A is for Asparagus

So there I was tinkering away in the shed, still recovering from the flu, but happy to work on the “mobile working holiday home” for the chooks. In fact, I was working against the clock, as I wanted to get it finished before the weekend so that we can pick up some pullets to start them off on their tight schedule in the vegetable garden. But then the all too familiar call came through: “Can you come have a quick look here?”

A quick look won’t be much of an impact, I thought – maybe there is something interesting going on.  “Of course, dear!” as I put the drill and screws down. I get into the vegetable patch, and there madamme asks: “Can you remove these two rows of trellises?” (Planted firmly in the ground with those steel fence posts that you get from the green shed.) Now if she asked in the first instance: “Can you come and remove some trellises?” I would have known to bring the pliers, the heavy duty hammer and the gloves. In dry season, the big wrench too. So off I trundle back to the shed to get said tools first and drag them back to vegetable garden. Meanwhile the deadline is steadily ticking closer… Have you ever tried wrenching those stakes out of the ground when you’re still a bit weak from the flu?

But of course, it is all for a good cause. With our new thoroughly planned rotational crop planting, intermixed with the chickens that will one day be working the beds, permanent trellises won’t work anymore. It is exactly because of the fixed trellises that up to now we have had minimal crop rotation in some beds – we kept planting the climbers in those same beds. And tomatoes, for one, need good crop rotation going on. The fixed trellises also resulted in insufficient clearing and preparation happening in those beds, as the trellises were difficult to work amongst, especially in some beds where there were two rows of trellises in parallel. Even going full no-dig, you still need to get in there to cut the previous plants to the ground and sometimes blast the early surfacing weeds with the gas torch. Ever tried blasting those plastic coated trellis wires with a gas torch? Not a pretty sight, smell or impact on the soil!

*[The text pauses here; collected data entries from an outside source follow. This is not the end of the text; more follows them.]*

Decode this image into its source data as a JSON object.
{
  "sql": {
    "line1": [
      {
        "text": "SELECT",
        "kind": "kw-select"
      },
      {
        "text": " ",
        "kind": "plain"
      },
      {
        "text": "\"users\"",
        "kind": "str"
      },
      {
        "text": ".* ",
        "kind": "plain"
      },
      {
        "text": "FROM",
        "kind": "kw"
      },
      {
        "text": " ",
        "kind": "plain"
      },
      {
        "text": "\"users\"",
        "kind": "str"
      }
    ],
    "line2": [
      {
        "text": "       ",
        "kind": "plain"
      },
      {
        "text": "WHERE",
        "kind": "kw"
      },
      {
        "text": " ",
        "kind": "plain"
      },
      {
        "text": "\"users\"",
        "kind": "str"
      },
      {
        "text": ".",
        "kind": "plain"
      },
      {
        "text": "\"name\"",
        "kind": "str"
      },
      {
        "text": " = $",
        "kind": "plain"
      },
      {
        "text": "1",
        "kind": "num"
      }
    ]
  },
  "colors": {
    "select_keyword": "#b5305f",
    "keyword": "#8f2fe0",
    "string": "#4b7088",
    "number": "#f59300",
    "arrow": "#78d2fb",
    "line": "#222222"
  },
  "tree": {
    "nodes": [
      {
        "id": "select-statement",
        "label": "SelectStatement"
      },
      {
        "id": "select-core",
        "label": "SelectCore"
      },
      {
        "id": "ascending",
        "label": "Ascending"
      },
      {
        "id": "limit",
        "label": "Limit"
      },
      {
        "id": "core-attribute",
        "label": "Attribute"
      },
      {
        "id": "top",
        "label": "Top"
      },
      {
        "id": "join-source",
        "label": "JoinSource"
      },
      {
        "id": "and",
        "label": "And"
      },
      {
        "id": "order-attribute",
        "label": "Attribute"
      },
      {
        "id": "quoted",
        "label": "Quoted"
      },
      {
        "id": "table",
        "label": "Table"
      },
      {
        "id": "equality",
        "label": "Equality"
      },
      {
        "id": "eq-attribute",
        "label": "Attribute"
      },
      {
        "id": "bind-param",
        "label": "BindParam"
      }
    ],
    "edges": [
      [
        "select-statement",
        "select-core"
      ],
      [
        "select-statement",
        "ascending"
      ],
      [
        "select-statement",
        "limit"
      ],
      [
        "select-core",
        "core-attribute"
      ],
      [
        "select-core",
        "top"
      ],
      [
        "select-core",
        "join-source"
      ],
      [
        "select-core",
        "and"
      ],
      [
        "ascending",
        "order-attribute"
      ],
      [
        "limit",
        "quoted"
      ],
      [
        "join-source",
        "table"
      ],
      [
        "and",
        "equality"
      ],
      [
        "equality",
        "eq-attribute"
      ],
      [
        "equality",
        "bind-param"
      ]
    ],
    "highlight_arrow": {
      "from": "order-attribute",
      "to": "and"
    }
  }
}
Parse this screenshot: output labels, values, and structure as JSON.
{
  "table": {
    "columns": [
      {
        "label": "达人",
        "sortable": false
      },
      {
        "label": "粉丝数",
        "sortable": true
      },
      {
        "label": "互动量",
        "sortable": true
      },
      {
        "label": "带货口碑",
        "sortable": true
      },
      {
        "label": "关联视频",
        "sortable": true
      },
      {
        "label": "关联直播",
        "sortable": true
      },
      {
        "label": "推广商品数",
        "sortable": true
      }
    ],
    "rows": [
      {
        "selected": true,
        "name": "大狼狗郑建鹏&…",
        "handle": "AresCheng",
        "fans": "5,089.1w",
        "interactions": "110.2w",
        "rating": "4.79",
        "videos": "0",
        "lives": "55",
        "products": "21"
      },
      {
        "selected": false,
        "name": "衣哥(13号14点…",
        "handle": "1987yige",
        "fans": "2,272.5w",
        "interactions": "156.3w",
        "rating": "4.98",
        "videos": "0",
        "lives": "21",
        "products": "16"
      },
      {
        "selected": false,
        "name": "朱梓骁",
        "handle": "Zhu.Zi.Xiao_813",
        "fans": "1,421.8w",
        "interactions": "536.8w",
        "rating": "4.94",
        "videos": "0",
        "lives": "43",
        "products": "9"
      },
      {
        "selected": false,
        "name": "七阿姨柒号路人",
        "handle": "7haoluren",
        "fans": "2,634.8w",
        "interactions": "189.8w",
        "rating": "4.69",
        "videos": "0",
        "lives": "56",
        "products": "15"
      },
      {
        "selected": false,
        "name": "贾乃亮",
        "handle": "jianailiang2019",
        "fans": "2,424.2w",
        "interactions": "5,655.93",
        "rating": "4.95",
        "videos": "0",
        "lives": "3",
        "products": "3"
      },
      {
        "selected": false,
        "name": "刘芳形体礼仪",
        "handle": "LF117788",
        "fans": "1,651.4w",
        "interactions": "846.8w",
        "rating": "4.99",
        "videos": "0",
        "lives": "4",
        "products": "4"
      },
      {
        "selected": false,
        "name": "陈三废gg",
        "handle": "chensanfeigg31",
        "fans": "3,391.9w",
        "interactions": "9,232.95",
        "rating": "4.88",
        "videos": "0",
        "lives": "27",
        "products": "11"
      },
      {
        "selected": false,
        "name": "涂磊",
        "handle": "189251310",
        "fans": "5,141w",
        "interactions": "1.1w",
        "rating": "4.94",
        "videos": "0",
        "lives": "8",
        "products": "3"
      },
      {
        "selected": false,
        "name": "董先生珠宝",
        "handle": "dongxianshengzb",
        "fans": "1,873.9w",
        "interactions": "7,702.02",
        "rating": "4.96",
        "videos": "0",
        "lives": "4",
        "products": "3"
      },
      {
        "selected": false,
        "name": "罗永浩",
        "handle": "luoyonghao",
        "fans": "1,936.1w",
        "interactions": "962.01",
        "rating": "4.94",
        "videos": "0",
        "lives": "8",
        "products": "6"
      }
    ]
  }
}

Anyway, in the end, the mobile chicken working holiday home was completed weeks before being anywhere near needed, all the trellises got removed from the four beds, and the asparagus and rhubarb beds got prepared – using our own home-bred compost. Hopefully my record-keeping was accurate and I took the compost off the pile that got hot enough for long enough to kill off all the weed seeds. Otherwise the poor holiday workers are going to have even more work to do when their turn comes on the asparagus beds.

As part of this initiative I also made all the irrigation pipes more flexible – so that you can easily loosen a single soft wire (more of that plastic coated wire… grrrr) and twist the pipes out of the way. With this done, you can for example rake or burn the whole bed without having to work around the pipes. Productivity!

Asparagus - irrigation

Lessons learnt

Initially the fixed trellises may have seemed a good idea – like irrigation, you fit them once and for all, right? Well, if you want flexibility to implement proper crop rotation, using temporary movable and removable trellises and temporarily movable irrigation pipes form part of a much more useful and productive approach. In the long run it actually saves labour not installing the trellises or pipes permanently.

About martin@muchmoremulch.blog (207 Articles)
My name is Martin Rennhackkamp, I now live happily in Lara, Victoria, Australia with my wife, two children and two dogs. My interests, apart from the obvious Organic, Biodynamic and Permaculture Gardening and Farming, include sustainable living, surfing, horse-riding, a wide variety of music, dancing, nature, birds, reading, Christianity and a few other things which I never get to...

4 Comments on A is for Asparagus

  1. Permanent trellises are nice for permanent and substantial vines, such as bougainvilleas and wisterias. However, even these vines need a lot of work (not that permanent trellises interfere with that). I also like to grow grapes on permanent trellises. Grapevines do not need to be moved. The portable trellises are used for vegetable plants, or sweet peas if we were to to grow them again. For some, we just weave redwood branches together temporarily. That is a bit too temporary for some.

    • Hi Tony, I agree – permanent trellises for permanent plants. Yeah, we only use the portables for annual vegetables. Ah, that’s a great idea – the redwood branches can look very natural in a forest garden. If we have excess tomato seedlings I may just steal your idea and weave some gum, cyprus or olive branches (that’s what I’ve got lying around) together and make a foresty type of frame in the forest garden. Thanks 🙂

      • Oh, it is not my idea. People have been doing it for a long time. Redwood happens to work well because it is easy to find a whole bunch that are about the same length, and although they curve, they often have the ‘same’ curve. They are very resistant to decay, so can be used for a few years.